Australia

Fears for Australia-China relationship as investment plummets by $4.8 billion

Australia's Prime Minister Scott Morrison and Premier of the State Council of the People's Republic of China Li Keqiang Source: AAP

Chinese investment in Australia peaked at $15.8 billion in 2016, but has now fallen steeply to just $4.8 billion.

Chinese investments in Australia took a steep dive between 2017 and 2018, falling by 50 per cent according to new data from the Australian National University. 

In 2017, China invested $9.6 billion within Australia's shores, compared to just $4.8 billion last year, signalling the lowest investment in five years. 

Lead researcher from Chinese Investment in Australia (CHIIA) database Susan Travis said it was time to monitor the two countries' relationship more closely. 

Analysts say overall Chinese investment in Australia has still grown despite the sharp fall.
Analysts say overall Chinese investment in Australia has still grown despite the sharp fall.
AAP

"There was no cause for panic when it came to Chinese investment, but it does bear watching," she said. 

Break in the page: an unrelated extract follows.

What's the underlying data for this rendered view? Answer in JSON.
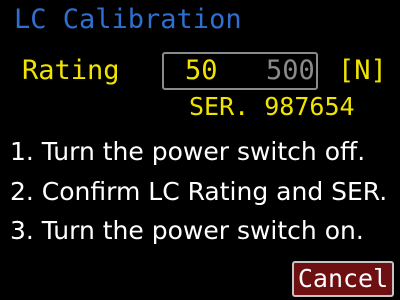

Chinese investment in Australia had been rapidly soaring until three years ago, rising from $5.7 billion in 2014 to $11 billion in 2015 before peaking at $15.8 billion in 2016.

Then, 2017 saw a significant fall to only $9.6 billion, and that downward decline continued to $4.8 billion last year.

This declining investment was a key feature of the ANU Asian Bureau of Economic Research's new study into the Australia-China relationship, which found economic ties between the two nations had still strengthened overall over the past five years. 

Analysts fear the US-China trade war could be contributing to plummeting Chinese investments in Australia.
Analysts fear the US-China trade war could be contributing to plummeting Chinese investments in Australia.
AAP

But report co-author Professor Peter Drysdale said the escalating trade war between Washington and Beijing was placing strain and uncertainty on Australia's relationship with China.

"While Chinese investment to Australia is broadly in line with Chinese investment globally, that wasn't the case last year," he said.

"This is a warning sign and is one of the issues that needs to be addressed in the relationship."

The report says that narratives about 'the silent invasion' and 'false choices' are a distraction in the relationship.

"Australia and China must work closely together in multilateral organisations to defend and strengthen the international system," Professor Drysdale said.

"We also suggest China and Australia set up a bi-national commission, which will help the two countries define the nature of the relationship they want to develop, and their strategies to achieve those goals."